January 26, 1788, is a significant date: it is the date that Arthur Phillip relocated his fleet of ships (and 1420 souls, including 780 convicts) from Botany Bay, which had no fresh water supply, to Port Jackson a short distance north which did; it also had a safe and beautiful harbour that was ideally suited to settlement. The intention was not to conquer but to survive. There was nothing that occurred that could remotely be described as an invasion; unlike most of what happened in Central and South America, not to mention North America, Africa, India, China and elsewhere.

January 26 is significant because it represented the arrival in this unknown land of the Rule of Law, education, agriculture, scientific knowledge, a national language, the idea of multiculturalism (starting with the Irish, the Scots, the English and later the Chinese – though they weren’t always welcomed); also, the beginnings of democracy, the arrival of books and newspapers, currency (once rum was replaced), capitalism, trade with the rest of the world and the establishment of Christianity. (People today have differing views about the worth of all these but they, nevertheless, are a part of Australia as we know it.) In other words, most of the things we take for granted in Australia today began in one form or other in 1788 yet the protesters imply that nothing worthwhile happened after 1788. This is demonstrably false.

The safe arrival of Arthur Phillip’s fleet was also an incredible achievement, something that had never been done before, nor since. He had led a fleet of 11 ships across 17 000 nautical miles “in the most extraordinary and treacherous flotilla voyage in history”1 – without the loss of one life. When he arrived at his destination after eight months, he dropped his pants to illustrate to the local inhabitants that he was a man, not a god.

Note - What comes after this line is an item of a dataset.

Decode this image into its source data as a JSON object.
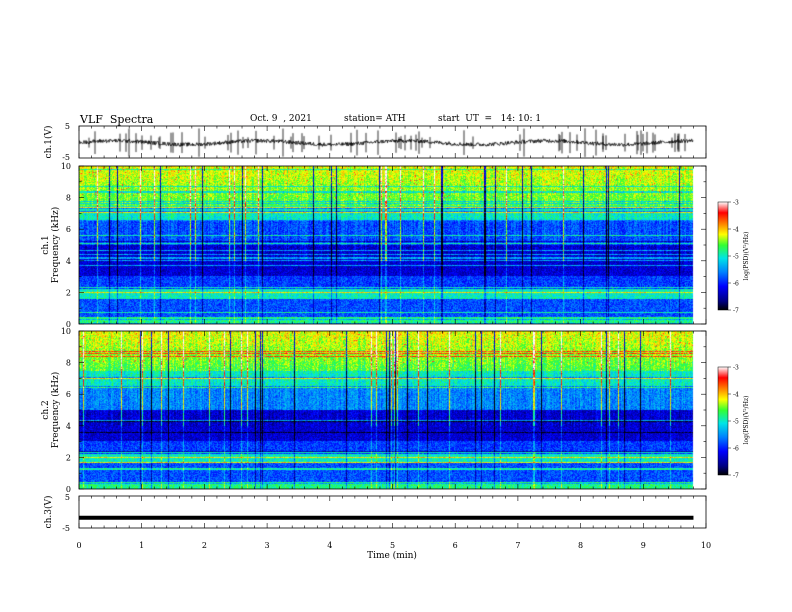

It is not generally understood (it seems) that before January 26 there was no Australia – there was no nation as such; this is a Western concept – almost everything that people today associate with Australia began from January 26, 1788: parliaments, hospitals, schools, museums and libraries. There were only disparate warring clans or tribes with little or no means of communication between them. They had no knowledge (or way of measuring) how long their peoples had lived on the land before them and no idea of the mineral wealth that lay more than a few inches under their feet. Average life expectancy has been estimated in the mid-40s – which it was in most countries before the Industrial Revolution.

It is sometimes suggested that the Europeans brought not only science and civilisation, but also diseases and death to the native population. There is certainly some truth to this, though not by design. The instructions to Philip and other governors was clear: they were to befriend the local people and do them no harm. In fact, the consequences for indigenous populations was often catastrophic, as it was in every other continent: some diseases (though not smallpox which has now been traced to the trepang fishermen emanating from Indonesia and impacting Torres Strait Islanders) and both official and unauthorised clashes (often over the uses of land) beyond the reaches of settlements and the law.

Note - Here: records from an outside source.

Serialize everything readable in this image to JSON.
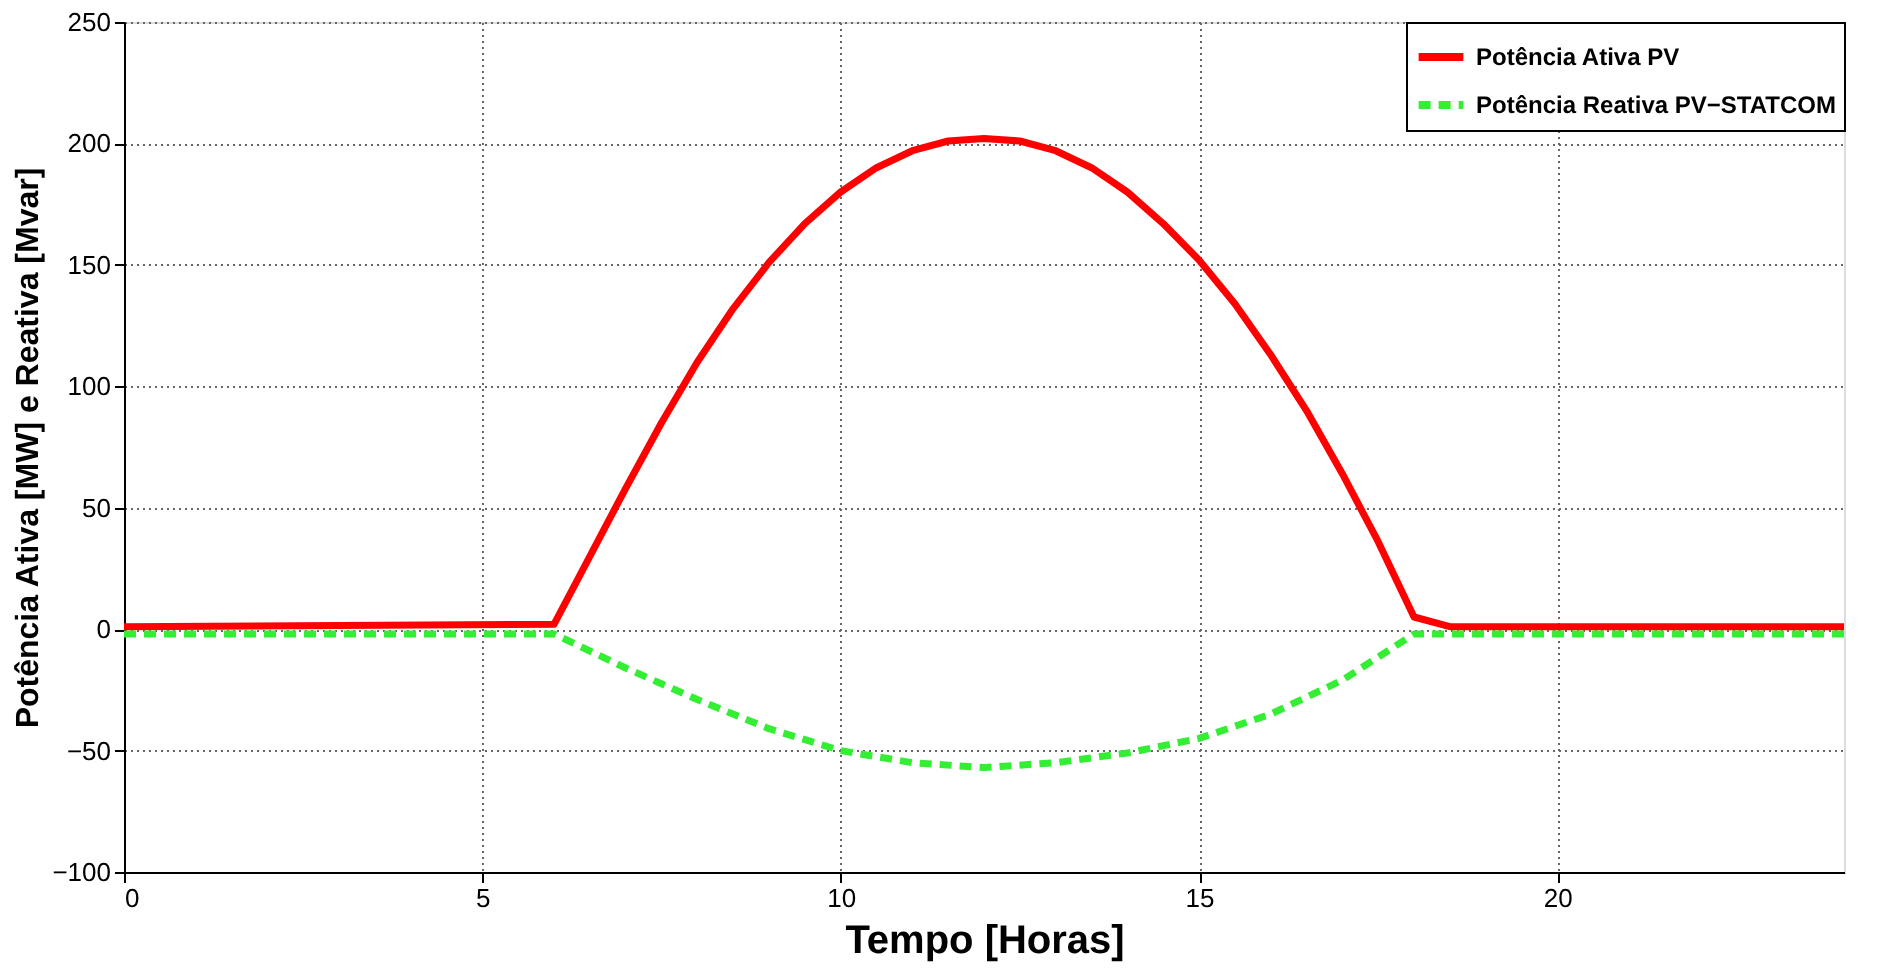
{
  "chart_data": {
    "type": "line",
    "xlabel": "Tempo [Horas]",
    "ylabel": "Potência Ativa [MW] e Reativa [Mvar]",
    "xlim": [
      0,
      24
    ],
    "xticks": [
      0,
      5,
      10,
      15,
      20
    ],
    "ylim": [
      -100,
      250
    ],
    "yticks": [
      -100,
      -50,
      0,
      50,
      100,
      150,
      200,
      250
    ],
    "grid": true,
    "legend": "top right",
    "marker": "none",
    "series": [
      {
        "name": "Potência Ativa PV",
        "color": "#ff0000",
        "line_style": "solid",
        "x": [
          0,
          6,
          6.5,
          7,
          7.5,
          8,
          8.5,
          9,
          9.5,
          10,
          10.5,
          11,
          11.5,
          12,
          12.5,
          13,
          13.5,
          14,
          14.5,
          15,
          15.5,
          16,
          16.5,
          17,
          17.5,
          18,
          18.5,
          24
        ],
        "values": [
          1,
          2,
          30,
          58,
          85,
          110,
          132,
          151,
          167,
          180,
          190,
          197,
          201,
          202,
          201,
          197,
          190,
          180,
          167,
          152,
          134,
          113,
          90,
          64,
          36,
          5,
          1,
          1
        ]
      },
      {
        "name": "Potência Reativa PV−STATCOM",
        "color": "#33ee33",
        "line_style": "dashed",
        "x": [
          0,
          6,
          6.5,
          7,
          8,
          9,
          10,
          11,
          12,
          13,
          14,
          15,
          16,
          17,
          18,
          24
        ],
        "values": [
          -2,
          -2,
          -9,
          -16,
          -29,
          -41,
          -50,
          -55,
          -57,
          -55,
          -51,
          -45,
          -35,
          -21,
          -2,
          -2
        ]
      }
    ]
  }
}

The saddest thing about all this is that it is increasingly clear that most Australians have no idea why January 26 is significant and that many people (especially the young, in their ignorance) are prepared to dispense with commemorating the achievements of not only a number of remarkable British men and women in Australia (Caroline Chisholm comes to mind) who established the foundations of our modern nation, but also many pioneers of the Enlightenment (such as Cook), the Industrial Revolution (James Watt) and British culture (Shakespeare) from which all Australians have benefited.